La Justicia Federal de Concepción del Uruguay dictó un fallo considerado histórico en materia de delitos informáticos y estafas bancarias digitales. En una sentencia de primera instancia, el Juzgado Federal en lo Civil responsabilizó al Banco Nación por una maniobra de phishing que derivó en el robo de una suma millonaria a una empresa comercial de la ciudad, en un hecho que guarda similitudes con el ataque sufrido por la Municipalidad local en abril de 2023.
La resolución fue firmada por la jueza María Isabel Caccioppoli, quien hizo lugar parcialmente a la demanda iniciada por la firma damnificada, que había denunciado la sustracción de 18 millones de pesos de su cuenta bancaria mediante transferencias electrónicas no autorizadas.
Según se desprende del fallo, quedó acreditado que la empresa fue víctima de un ataque informático y que la operatoria fraudulenta pudo concretarse debido a deficiencias en los sistemas de seguridad del banco. La magistrada puso especial énfasis en dos transferencias de alto monto —una por 3 millones de pesos y otra por 15 millones— realizadas a billeteras virtuales, sin que la entidad bancaria activara alertas, controles o verificaciones previas, pese a lo inusual de las operaciones.
La empresa afectada fue representada por el abogado Ángel Cabral, quien sostuvo que la falta de reacción del banco frente a movimientos atípicos evidenció fallas en los protocolos de seguridad vigentes al momento del hecho.
La investigación penal
En paralelo al proceso civil, el hecho dio origen a una causa penal que quedó a cargo de la fiscal María José Labalta. En el marco de la investigación, se logró imputar a dos personas: un hombre brasileño de 36 años y una mujer venezolana de 29, ambos con domicilio en la Ciudad de Buenos Aires.
La pesquisa determinó que la maniobra se concretó mediante la introducción de un virus troyano que permitió a los estafadores acceder y operar la cuenta bancaria de la empresa. Al igual que en el caso del ataque al municipio, los imputados habrían aportado sus datos personales y biométricos, facilitando así la recepción de los fondos: 3 millones en el caso del hombre y 15 millones en el de la mujer.
Ambos declararon en marzo de 2024 y posteriormente fueron procesados. La defensa estuvo a cargo del doctor Sebastián Arrechea, con intervención del Juzgado de Garantías conducido por el doctor Gustavo Díaz.
En el avance de la causa, al imputado de nacionalidad brasileña se le otorgó el beneficio de la probation (suspensión del juicio a prueba), tras reintegrar la suma de 3 millones de pesos.
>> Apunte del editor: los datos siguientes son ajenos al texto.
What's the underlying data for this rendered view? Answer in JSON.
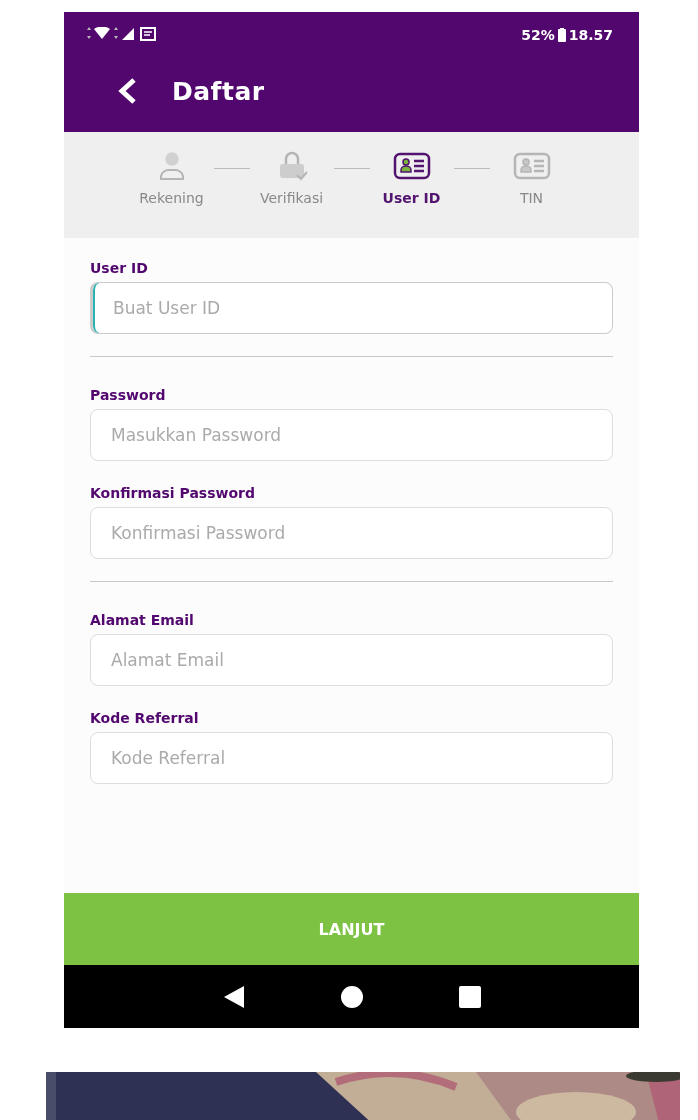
{
  "status_bar": {
    "battery": "52%",
    "time": "18.57"
  },
  "header": {
    "title": "Daftar"
  },
  "steps": [
    {
      "label": "Rekening",
      "kind": "person",
      "selected": false
    },
    {
      "label": "Verifikasi",
      "kind": "lock",
      "selected": false
    },
    {
      "label": "User ID",
      "kind": "card",
      "selected": true
    },
    {
      "label": "TIN",
      "kind": "card",
      "selected": false
    }
  ],
  "form_groups": [
    {
      "fields": [
        {
          "label": "User ID",
          "placeholder": "Buat User ID",
          "focused": true
        }
      ]
    },
    {
      "fields": [
        {
          "label": "Password",
          "placeholder": "Masukkan Password",
          "focused": false
        },
        {
          "label": "Konfirmasi Password",
          "placeholder": "Konfirmasi Password",
          "focused": false
        }
      ]
    },
    {
      "fields": [
        {
          "label": "Alamat Email",
          "placeholder": "Alamat Email",
          "focused": false
        },
        {
          "label": "Kode Referral",
          "placeholder": "Kode Referral",
          "focused": false
        }
      ]
    }
  ],
  "submit_button": "LANJUT"
}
En cuanto a la mujer venezolana, su situación procesal aún no fue definida: podría acceder al mismo beneficio si se alcanza un acuerdo de devolución del dinero o, en caso contrario, enfrentar un juicio oral.
Respecto de los autores intelectuales de la estafa, la investigación reconoce las dificultades habituales en este tipo de delitos: una vez que el dinero ingresa al circuito de transferencias virtuales, el rastro se diluye y la identificación de los responsables finales resulta prácticamente imposible.
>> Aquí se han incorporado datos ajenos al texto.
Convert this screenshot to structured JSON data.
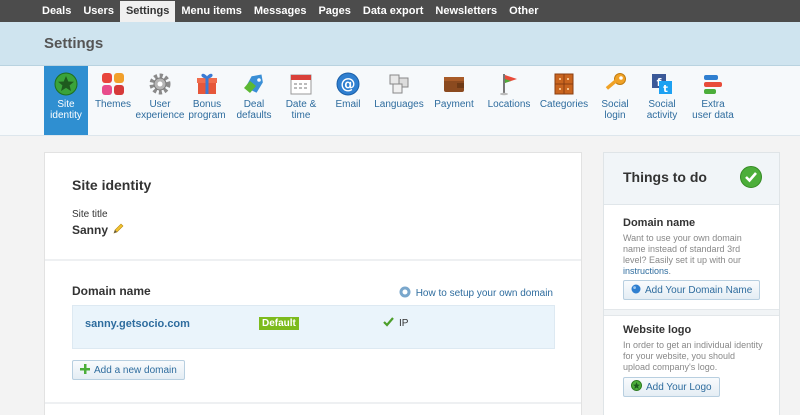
{
  "nav": {
    "items": [
      "Deals",
      "Users",
      "Settings",
      "Menu items",
      "Messages",
      "Pages",
      "Data export",
      "Newsletters",
      "Other"
    ],
    "active": "Settings"
  },
  "header": {
    "title": "Settings"
  },
  "toolbar": {
    "items": [
      {
        "label": "Site\nidentity",
        "icon": "star-badge-icon"
      },
      {
        "label": "Themes",
        "icon": "themes-icon"
      },
      {
        "label": "User\nexperience",
        "icon": "gear-icon"
      },
      {
        "label": "Bonus\nprogram",
        "icon": "gift-icon"
      },
      {
        "label": "Deal\ndefaults",
        "icon": "tag-icon"
      },
      {
        "label": "Date &\ntime",
        "icon": "calendar-icon"
      },
      {
        "label": "Email",
        "icon": "at-sign-icon"
      },
      {
        "label": "Languages",
        "icon": "keyboard-icon"
      },
      {
        "label": "Payment",
        "icon": "wallet-icon"
      },
      {
        "label": "Locations",
        "icon": "flag-icon"
      },
      {
        "label": "Categories",
        "icon": "cabinet-icon"
      },
      {
        "label": "Social\nlogin",
        "icon": "key-icon"
      },
      {
        "label": "Social\nactivity",
        "icon": "social-icon"
      },
      {
        "label": "Extra\nuser data",
        "icon": "bars-icon"
      }
    ]
  },
  "identity": {
    "section_title": "Site identity",
    "site_title_label": "Site title",
    "site_title_value": "Sanny"
  },
  "domain": {
    "title": "Domain name",
    "help_link": "How to setup your own domain",
    "rows": [
      {
        "url": "sanny.getsocio.com",
        "badge": "Default",
        "ip_label": "IP"
      }
    ],
    "add_button": "Add a new domain"
  },
  "todo": {
    "title": "Things to do",
    "items": [
      {
        "title": "Domain name",
        "desc": "Want to use your own domain name instead of standard 3rd level? Easily set it up with our",
        "link": "instructions",
        "button": "Add Your Domain Name"
      },
      {
        "title": "Website logo",
        "desc": "In order to get an individual identity for your website, you should upload company's logo.",
        "button": "Add Your Logo"
      }
    ]
  },
  "colors": {
    "accent": "#2f8fd1",
    "nav_bg": "#4c4c4c",
    "header_bg": "#cfe4ef",
    "badge_green": "#7dbb1d",
    "link": "#2e6c9e"
  }
}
El reclamo civil y lo que viene
En el plano civil, el Juzgado Federal ordenó la restitución de las sumas sustraídas y el reconocimiento de ciertos gastos derivados del hecho. No obstante, rechazó el reclamo por daño punitivo, al considerar que no se acreditó la existencia de dolo ni de culpa grave por parte de la entidad bancaria.
La sentencia aún no se encuentra firme. Fue apelada y actualmente está bajo análisis de la Cámara Federal de Paraná, con intervención de la jueza Beatriz Aranguren, que deberá decidir si confirma o modifica lo resuelto en primera instancia.
El pronunciamiento de la jueza Caccioppoli se inscribe entre los primeros fallos federales que atribuyen responsabilidad a una entidad bancaria por una estafa informática sufrida por una empresa, sentando un precedente relevante en un contexto de creciente litigiosidad vinculada a delitos digitales y seguridad financiera.